Service will focus resources on connecting audiences to collections
Leicester’s museums are to move away from subject specialist curation in order to focus on linking their collections more to audiences, under new plans proposed by Leicester City Council.

The council’s department for arts, museums, festivals and events is facing a cut of approximately £320,000 to its funding for 2019-20 and is undergoing a review to find ways to increase its self-sufficiency, generate more income and ensure “the resources available are used in the most effective way”.

The department, which oversees seven museums and historic venues in the city, has already made around half of the necessary savings by deleting five vacant posts. The review seeks to “replace the current structure, which has not been reviewed for some time and is not fit for purpose, with a new structure”, according to a statement from the council.

The restructure will see four curator posts removed and the curatorial team renamed as the “audience development and engagement team”. A new post of exhibitions and displays manager will be created to manage interpretation, make collections accessible and deliver a “high quality exhibitions and display programme”.

A spokeswoman for the council said the new structure would include some new Arts Council England-funded posts, but that these would not be replacing the council-funded curator posts. They will instead focus on specific areas of engagement such as learning, community engagement, and health and wellbeing. The service's existing learning and community engagement posts are being retained.  

The spokeswoman said the service remained fully committed to maintaining Accreditation standards and the stewardship of its collections, with seven posts dedicated to making the collections accessible, caring for them and documenting them. The service's collections manager post will be retained.

“Expertise from museum professionals including at a senior level is an important element of the new staff structure,” said the council’s statement.
 
The statement continued: “The new structure marks a move away from prioritising resource for subject specialist curation. Instead, the service will focus on new ways to support different perspectives, voices and viewpoints in order to increase the service’s relevance to more diverse audiences and particularly to attract those who are traditionally ‘non-museum’ goers. We want to make Leicester’s museums more relevant to the city’s diverse communities.”

The changes have been driven by a desire to focus more on using collections to engage audiences, said Leicester’s head of arts and museums, Jo Jones, who is leading the review.

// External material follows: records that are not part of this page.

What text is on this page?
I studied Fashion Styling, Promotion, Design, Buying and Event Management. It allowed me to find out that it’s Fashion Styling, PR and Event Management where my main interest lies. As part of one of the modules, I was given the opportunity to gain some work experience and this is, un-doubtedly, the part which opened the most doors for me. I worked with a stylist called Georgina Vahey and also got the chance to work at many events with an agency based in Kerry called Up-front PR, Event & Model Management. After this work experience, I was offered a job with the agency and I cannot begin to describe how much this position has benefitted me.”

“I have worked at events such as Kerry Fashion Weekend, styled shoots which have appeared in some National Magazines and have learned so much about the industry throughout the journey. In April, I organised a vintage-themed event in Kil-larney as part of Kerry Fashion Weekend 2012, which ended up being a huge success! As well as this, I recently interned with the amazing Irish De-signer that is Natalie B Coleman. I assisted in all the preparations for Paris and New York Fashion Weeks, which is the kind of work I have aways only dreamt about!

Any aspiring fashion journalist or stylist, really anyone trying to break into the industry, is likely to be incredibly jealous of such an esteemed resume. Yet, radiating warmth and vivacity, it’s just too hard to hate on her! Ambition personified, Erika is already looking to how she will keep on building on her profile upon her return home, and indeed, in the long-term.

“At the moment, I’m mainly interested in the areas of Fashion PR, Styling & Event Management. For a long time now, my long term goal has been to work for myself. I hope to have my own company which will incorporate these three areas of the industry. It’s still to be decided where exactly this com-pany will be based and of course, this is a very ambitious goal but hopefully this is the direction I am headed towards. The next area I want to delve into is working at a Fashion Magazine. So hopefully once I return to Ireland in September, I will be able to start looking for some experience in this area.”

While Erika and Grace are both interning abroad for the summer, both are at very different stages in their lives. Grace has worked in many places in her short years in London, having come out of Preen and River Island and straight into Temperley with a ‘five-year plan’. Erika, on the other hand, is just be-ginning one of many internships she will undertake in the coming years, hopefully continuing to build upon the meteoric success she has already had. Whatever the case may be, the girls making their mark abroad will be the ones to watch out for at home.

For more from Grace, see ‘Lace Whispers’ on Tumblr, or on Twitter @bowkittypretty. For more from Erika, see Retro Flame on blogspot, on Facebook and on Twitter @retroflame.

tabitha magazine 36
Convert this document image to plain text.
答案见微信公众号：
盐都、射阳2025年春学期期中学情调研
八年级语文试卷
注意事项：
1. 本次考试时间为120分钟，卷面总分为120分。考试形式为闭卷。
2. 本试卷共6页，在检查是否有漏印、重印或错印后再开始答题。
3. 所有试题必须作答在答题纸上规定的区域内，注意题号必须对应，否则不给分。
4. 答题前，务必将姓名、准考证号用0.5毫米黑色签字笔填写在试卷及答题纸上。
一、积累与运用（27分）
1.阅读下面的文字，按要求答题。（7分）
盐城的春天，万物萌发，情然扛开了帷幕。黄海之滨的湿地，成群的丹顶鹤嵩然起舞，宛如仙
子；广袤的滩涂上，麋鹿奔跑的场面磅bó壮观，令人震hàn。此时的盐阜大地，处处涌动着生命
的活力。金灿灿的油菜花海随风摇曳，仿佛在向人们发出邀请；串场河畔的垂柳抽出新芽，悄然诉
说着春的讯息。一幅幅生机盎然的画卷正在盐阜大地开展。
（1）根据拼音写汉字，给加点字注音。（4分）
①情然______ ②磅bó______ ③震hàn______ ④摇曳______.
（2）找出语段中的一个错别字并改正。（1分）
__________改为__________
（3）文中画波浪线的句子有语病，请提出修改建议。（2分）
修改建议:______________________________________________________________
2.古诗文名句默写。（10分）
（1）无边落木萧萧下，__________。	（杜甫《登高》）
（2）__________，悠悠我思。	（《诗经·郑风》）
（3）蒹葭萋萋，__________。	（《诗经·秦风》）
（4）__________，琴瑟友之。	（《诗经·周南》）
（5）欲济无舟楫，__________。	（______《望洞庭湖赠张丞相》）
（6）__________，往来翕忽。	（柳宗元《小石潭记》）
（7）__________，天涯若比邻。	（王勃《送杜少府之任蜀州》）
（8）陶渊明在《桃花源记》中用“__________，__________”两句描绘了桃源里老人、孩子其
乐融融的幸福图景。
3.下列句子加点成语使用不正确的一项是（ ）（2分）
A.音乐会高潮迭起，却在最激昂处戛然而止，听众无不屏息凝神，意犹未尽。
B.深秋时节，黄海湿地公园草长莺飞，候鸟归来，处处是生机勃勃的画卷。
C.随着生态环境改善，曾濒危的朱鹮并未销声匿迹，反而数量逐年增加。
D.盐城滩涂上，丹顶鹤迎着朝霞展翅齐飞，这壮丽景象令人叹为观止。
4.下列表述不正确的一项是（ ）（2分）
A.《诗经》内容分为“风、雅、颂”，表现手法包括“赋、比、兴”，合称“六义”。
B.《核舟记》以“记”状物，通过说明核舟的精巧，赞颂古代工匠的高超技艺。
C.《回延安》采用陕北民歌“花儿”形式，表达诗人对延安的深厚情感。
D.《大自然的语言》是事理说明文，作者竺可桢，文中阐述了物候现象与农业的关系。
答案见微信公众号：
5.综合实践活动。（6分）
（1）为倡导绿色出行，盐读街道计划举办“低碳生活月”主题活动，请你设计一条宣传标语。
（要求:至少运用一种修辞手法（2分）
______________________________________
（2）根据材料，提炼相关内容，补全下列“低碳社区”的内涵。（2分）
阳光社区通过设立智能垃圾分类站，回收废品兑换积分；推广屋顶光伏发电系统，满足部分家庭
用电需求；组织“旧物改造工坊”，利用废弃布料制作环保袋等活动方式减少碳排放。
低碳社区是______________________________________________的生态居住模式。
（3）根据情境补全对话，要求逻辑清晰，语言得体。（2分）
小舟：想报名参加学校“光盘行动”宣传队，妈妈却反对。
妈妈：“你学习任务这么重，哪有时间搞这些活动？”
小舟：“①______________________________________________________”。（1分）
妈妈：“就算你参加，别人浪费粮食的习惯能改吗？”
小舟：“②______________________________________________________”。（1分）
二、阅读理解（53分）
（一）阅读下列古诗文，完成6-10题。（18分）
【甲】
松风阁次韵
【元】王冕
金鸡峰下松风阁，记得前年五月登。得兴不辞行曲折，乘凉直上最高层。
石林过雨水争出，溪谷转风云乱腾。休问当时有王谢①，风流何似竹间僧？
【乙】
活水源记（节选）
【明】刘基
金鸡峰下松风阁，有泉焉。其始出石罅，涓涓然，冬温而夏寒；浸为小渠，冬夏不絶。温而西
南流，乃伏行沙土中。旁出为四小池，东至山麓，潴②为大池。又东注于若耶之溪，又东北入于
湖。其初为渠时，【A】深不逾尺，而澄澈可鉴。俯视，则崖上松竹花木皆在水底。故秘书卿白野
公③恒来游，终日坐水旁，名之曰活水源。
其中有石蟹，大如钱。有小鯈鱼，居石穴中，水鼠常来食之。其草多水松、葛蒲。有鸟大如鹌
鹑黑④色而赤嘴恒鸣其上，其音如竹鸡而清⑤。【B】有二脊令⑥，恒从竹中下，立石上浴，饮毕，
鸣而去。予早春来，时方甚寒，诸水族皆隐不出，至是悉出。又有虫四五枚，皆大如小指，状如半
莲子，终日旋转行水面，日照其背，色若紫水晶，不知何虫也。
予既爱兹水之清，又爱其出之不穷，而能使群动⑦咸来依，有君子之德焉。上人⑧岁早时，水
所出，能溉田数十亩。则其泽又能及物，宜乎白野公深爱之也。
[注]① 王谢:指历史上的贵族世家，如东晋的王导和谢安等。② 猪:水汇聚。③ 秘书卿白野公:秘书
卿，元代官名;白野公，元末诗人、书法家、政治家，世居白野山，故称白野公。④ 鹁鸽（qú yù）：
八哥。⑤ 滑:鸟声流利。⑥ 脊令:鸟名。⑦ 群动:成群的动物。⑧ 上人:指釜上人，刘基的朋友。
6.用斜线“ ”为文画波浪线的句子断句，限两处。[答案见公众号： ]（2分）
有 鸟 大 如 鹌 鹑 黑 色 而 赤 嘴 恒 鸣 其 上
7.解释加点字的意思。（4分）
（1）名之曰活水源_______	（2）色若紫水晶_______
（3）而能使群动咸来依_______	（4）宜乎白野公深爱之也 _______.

“We’re looking at the need for the service to modernise and be much more user-focused,” she said.

The restructure had been long overdue, Jones added. “The service hasn’t had such a review for a number of years so while savings had to be made, it wasn’t about that. The council is very supportive of culture.”

Jones said the Museums Association’s Museums Change Lives campaign had been a key driver for the new structure, which aims to increase community participation and involve the city’s residents more in the service’s decision-making.

The council plans to set aside a budget for guest curators, which it said would enable specialist curatorial knowledge to be “delivered in a different way”.
 
“There’s a budget built in for freelance specialist curators who can bring in new perspectives,” said Jones, who added that the service had successfully trialled this approach during the redevelopment of New Walk Museum’s Egyptian Gallery last year.

The council said it would try to redeploy as many people as possible whose roles are displaced by the restructure. Jones said she couldn’t comment on the redundancies while the review is ongoing.

The review is due to conclude by the end of March.